Find the equation of a straight line passing through the intersection of 2x + 5y − 4 = 0 with the X-axis and parallel to the line 3x − 7y + 8 = 0.

Answer 1

⇒ Substitute y = 0 into the equation 2x + 5y − 4 = 0:

2x + 5(0) − 4 = 0

2x = 4

∴ x = 2

The point of intersection is (2, 0).

⇒ The line is parallel to 3x − 7y + 8 = 0, rewriting it into the slope-intercept form, y = mx + c to find the slope (m₁):

−7y = −3x − 8

`y = 3/7 x + 8/7`

∴ The slope (m₁) of the given line is `3/7`.

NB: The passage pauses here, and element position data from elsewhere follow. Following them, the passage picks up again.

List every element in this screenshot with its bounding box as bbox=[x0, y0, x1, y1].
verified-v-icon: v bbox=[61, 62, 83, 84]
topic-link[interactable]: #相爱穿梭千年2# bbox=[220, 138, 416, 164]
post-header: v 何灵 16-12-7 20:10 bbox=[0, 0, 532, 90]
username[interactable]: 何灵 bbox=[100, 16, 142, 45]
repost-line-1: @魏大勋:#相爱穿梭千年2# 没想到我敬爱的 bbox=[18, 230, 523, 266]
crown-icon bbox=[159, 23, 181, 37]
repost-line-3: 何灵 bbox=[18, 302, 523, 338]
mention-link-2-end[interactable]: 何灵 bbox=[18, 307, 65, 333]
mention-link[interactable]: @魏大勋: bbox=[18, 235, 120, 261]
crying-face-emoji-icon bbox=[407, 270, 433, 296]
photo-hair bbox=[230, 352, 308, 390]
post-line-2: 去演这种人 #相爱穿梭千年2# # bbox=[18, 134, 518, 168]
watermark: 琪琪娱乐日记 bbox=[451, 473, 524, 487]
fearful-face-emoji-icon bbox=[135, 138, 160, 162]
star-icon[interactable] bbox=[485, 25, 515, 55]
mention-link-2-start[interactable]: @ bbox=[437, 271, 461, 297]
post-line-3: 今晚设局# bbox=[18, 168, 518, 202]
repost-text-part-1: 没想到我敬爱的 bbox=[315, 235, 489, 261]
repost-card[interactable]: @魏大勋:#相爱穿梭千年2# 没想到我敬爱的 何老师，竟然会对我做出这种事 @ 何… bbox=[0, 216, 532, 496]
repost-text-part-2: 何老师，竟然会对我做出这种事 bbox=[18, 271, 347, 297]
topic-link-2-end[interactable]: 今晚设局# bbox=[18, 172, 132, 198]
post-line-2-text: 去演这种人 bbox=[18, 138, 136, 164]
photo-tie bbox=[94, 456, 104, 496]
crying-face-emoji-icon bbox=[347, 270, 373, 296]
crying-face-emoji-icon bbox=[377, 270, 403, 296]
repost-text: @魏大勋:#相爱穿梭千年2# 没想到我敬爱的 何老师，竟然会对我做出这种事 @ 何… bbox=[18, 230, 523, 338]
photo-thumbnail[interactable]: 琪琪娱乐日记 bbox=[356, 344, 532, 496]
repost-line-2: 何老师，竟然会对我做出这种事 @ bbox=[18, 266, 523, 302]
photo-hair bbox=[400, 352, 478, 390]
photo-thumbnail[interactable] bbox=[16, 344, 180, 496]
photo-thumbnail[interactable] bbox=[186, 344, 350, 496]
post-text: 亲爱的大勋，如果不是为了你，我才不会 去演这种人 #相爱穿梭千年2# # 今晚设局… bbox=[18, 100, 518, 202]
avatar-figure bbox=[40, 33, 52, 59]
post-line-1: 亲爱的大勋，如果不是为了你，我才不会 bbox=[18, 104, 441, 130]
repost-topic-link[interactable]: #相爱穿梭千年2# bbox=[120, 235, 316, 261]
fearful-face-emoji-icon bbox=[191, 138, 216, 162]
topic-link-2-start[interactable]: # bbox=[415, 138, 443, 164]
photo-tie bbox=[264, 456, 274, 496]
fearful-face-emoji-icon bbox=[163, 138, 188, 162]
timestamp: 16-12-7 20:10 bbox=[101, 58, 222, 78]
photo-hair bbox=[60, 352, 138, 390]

⇒ Since the line is parallel, its slope (m₂) is the same:

`m_2 = 3/7`

⇒ Using the point-slope formula with `m = 3/7` and the point (2, 0):

y − y₁ = m(x − x₁)

`y - 0 = 3/7 (x - 2)`

`y = 3/7 x - 6/7`   ...[Multiplying entire equation by 7]

7y = 3x − 6

⇒ Rearranging the above equation in the standard form (Ax + By + C = 0),

3x − 7y − 6 = 0

Hence, the equation of the straight line is 3x − 7y − 6 = 0.